Probing Magnetic Gap Collapse within a Three-band Model of Resonant inelastic x-ray scattering (RIXS) in the Cuprates

TL;DR

This paper models the magnetic gap collapse in cuprates using a three-band Hubbard Hamiltonian and compares theoretical RIXS spectra with experimental data, revealing doping-dependent spectral changes.

Contribution

It introduces a three-band Hubbard model to analyze RIXS spectra and identifies signatures of magnetic gap collapse in doped cuprates.

Findings

RIXS spectra show gap collapse signatures with doping.
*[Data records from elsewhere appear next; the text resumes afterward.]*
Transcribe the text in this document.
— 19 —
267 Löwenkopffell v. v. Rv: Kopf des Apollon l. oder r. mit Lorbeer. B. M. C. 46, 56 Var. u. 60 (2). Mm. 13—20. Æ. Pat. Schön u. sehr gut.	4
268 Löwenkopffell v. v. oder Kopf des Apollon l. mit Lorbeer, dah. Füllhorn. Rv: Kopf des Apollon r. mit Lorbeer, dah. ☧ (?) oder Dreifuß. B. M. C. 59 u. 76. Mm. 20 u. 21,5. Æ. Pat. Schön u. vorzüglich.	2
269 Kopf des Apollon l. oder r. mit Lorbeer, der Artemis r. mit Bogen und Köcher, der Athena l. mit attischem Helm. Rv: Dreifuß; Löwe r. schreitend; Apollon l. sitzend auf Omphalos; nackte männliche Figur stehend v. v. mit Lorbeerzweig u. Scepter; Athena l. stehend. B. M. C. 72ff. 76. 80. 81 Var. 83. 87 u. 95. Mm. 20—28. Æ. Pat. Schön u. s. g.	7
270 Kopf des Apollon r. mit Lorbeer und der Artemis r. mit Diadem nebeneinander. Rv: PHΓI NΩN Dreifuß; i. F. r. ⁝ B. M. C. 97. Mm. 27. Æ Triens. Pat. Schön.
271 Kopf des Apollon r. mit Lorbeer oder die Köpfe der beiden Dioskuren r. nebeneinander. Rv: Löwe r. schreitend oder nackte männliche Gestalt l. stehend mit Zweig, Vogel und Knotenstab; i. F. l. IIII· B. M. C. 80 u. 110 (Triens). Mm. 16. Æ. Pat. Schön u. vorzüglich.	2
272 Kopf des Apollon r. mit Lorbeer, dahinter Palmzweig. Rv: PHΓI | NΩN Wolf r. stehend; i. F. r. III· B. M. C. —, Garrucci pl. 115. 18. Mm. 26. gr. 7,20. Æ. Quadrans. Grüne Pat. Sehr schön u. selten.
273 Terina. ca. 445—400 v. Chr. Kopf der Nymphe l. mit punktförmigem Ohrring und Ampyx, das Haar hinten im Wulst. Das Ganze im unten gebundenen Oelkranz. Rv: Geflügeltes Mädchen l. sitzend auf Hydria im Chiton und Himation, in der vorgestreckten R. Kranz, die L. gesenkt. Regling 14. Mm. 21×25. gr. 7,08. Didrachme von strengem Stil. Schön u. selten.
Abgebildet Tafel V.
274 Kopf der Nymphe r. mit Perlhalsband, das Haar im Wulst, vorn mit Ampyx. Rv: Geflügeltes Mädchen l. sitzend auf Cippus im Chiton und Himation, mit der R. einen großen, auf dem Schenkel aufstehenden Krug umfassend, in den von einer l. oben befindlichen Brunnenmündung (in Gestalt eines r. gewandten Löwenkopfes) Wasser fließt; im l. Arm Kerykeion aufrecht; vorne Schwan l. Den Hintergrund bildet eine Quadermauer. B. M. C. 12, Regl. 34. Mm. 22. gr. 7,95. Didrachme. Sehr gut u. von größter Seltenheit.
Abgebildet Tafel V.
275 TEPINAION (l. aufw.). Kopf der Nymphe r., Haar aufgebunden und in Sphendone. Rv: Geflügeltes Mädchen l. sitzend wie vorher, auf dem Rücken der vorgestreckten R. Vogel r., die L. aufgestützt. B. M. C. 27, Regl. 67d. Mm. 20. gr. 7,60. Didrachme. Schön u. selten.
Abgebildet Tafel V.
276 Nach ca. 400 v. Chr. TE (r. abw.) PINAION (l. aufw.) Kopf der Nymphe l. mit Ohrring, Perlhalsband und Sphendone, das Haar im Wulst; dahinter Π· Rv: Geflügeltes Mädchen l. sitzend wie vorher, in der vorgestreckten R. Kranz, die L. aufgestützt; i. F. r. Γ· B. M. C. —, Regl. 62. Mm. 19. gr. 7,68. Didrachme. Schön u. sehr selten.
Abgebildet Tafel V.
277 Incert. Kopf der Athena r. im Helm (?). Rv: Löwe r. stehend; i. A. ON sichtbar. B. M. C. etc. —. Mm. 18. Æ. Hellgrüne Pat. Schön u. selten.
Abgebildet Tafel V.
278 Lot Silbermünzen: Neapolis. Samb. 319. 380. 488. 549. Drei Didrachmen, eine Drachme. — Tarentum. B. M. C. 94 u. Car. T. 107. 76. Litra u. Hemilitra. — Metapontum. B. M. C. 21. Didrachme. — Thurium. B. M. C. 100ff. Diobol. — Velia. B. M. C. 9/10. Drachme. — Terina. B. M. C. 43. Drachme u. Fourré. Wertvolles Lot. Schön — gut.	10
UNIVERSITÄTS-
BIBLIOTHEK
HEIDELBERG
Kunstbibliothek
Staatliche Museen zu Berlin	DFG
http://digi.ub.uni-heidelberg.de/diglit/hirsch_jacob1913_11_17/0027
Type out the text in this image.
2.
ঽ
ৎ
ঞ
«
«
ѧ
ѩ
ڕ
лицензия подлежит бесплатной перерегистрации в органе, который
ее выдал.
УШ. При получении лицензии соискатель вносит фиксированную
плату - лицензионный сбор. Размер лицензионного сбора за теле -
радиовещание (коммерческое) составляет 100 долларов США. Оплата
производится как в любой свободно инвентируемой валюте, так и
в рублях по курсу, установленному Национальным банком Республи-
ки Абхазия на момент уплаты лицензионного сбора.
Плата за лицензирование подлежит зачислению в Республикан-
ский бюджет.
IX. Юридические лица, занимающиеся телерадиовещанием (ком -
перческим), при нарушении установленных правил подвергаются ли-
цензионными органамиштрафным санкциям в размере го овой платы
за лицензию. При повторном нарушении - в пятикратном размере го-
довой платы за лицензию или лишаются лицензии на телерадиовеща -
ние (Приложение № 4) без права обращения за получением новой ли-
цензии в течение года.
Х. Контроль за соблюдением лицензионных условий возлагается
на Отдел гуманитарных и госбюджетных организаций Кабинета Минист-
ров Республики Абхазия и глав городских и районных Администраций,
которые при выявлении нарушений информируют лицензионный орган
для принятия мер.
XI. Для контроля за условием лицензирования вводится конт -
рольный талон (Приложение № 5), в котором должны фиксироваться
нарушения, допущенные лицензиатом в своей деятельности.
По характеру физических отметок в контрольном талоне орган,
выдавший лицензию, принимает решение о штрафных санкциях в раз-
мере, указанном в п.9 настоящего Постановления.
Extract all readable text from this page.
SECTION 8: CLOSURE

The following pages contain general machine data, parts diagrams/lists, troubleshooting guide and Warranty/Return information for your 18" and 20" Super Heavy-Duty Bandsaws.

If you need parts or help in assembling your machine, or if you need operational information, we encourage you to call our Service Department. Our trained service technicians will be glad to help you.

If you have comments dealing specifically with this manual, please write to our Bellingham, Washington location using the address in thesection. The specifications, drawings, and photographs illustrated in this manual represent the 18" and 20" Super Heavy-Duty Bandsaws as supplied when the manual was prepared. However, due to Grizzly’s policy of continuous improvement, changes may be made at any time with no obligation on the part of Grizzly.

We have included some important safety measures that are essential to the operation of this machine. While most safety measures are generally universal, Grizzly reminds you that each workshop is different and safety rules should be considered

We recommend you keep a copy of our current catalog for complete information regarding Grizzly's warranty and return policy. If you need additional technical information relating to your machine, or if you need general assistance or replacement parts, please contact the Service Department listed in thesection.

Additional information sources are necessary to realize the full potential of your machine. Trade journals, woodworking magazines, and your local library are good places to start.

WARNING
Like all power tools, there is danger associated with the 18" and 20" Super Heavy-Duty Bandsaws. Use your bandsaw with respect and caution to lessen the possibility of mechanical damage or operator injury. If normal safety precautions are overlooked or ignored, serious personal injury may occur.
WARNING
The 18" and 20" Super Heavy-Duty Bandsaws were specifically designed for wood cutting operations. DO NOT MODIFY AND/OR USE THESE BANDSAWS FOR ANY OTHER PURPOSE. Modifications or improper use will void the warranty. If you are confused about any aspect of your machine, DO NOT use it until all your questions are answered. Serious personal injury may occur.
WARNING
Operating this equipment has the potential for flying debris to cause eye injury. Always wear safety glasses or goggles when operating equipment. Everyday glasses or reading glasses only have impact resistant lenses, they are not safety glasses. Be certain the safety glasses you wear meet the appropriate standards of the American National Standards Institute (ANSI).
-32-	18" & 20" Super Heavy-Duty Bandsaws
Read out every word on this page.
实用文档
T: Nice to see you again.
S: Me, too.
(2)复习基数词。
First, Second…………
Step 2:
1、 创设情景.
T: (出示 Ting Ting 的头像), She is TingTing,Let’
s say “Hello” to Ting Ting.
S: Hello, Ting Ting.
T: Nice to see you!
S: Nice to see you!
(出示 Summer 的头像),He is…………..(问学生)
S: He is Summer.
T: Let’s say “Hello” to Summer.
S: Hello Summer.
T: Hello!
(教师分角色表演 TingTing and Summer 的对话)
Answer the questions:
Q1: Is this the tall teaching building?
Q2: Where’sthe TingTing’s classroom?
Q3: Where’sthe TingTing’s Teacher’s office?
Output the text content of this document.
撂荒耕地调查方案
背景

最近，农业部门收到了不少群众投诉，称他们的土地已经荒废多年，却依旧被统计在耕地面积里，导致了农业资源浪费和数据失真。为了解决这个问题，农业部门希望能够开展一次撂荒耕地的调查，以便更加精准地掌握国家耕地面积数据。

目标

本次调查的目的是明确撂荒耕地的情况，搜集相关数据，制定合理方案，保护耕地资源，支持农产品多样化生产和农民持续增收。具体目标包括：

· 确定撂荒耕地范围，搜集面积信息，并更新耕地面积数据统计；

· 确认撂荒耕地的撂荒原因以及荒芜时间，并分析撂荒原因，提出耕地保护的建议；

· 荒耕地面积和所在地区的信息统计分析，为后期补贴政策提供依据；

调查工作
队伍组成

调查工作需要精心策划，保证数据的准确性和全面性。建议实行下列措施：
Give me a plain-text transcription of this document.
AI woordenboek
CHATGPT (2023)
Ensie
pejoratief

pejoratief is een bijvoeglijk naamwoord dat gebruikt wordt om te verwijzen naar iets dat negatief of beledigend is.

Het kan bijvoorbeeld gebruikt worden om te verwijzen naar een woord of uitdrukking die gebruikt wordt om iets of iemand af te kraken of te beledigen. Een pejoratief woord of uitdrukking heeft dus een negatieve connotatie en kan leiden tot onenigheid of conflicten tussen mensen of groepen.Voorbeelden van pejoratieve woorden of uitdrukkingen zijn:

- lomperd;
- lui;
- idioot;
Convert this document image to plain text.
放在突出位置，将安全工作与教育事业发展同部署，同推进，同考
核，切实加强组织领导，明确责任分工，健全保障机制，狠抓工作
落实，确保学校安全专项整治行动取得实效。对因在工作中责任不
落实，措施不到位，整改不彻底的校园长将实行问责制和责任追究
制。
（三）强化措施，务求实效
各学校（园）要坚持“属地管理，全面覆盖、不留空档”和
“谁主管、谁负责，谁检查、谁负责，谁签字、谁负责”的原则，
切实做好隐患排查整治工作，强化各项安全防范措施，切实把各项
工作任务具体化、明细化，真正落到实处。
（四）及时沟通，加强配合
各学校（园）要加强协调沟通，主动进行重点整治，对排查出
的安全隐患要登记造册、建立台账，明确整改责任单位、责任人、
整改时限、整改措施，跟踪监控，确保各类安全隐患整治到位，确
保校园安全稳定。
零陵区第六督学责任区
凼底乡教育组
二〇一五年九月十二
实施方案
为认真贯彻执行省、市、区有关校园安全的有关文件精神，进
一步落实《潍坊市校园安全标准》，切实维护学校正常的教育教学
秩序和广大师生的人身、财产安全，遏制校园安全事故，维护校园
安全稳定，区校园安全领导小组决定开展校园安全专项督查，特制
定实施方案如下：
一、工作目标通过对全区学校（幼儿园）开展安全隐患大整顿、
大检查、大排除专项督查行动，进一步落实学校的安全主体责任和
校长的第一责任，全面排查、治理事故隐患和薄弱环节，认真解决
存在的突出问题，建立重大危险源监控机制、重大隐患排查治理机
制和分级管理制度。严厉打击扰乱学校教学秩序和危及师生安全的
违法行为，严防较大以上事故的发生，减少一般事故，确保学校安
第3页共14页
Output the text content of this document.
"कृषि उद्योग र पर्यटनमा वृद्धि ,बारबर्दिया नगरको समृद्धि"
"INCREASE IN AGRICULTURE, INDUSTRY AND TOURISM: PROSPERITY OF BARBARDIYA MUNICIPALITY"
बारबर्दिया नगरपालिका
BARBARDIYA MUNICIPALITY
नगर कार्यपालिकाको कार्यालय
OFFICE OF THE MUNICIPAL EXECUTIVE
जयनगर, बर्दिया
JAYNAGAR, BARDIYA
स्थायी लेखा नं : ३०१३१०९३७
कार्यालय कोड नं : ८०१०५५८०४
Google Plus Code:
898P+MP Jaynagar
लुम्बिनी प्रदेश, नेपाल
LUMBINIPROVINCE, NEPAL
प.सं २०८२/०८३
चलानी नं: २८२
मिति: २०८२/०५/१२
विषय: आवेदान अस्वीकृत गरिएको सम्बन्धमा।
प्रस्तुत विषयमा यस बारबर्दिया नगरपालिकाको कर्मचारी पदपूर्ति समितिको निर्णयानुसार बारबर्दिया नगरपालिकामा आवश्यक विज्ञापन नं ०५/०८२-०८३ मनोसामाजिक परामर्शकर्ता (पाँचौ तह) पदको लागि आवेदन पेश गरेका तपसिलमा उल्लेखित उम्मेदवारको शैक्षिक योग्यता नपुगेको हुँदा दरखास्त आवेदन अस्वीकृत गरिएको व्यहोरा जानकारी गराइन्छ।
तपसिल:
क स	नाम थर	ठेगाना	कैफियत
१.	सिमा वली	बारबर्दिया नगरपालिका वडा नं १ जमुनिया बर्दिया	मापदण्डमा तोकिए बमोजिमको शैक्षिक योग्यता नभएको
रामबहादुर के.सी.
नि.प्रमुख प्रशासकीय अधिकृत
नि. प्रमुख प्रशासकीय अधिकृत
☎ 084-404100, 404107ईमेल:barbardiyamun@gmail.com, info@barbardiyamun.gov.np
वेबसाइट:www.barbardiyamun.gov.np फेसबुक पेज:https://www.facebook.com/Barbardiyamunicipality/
Electron-doped cuprates support the gap collapse scenario.

Hole-doped cuprates exhibit less clear spectral signatures.

Abstract

We present a three-band Hubbard Hamiltonian and the associated Cu K-edge RIXS spectra for electron and hole doped cuprates over a wide range of energy and momentum transfers. By comparing computed spectra for the unfilled case with the corresponding results for 15% electron or hole doping at two different values of the effective Hubbard parameter U, generic signatures of the collapse of the magnetic gap and the characteristic momentum dependencies and evolution of the spectra with doping are identified. Available RIXS data support the gap collapse scenario for electron doped cuprates, but the situation in hole doped systems is found to be less clear.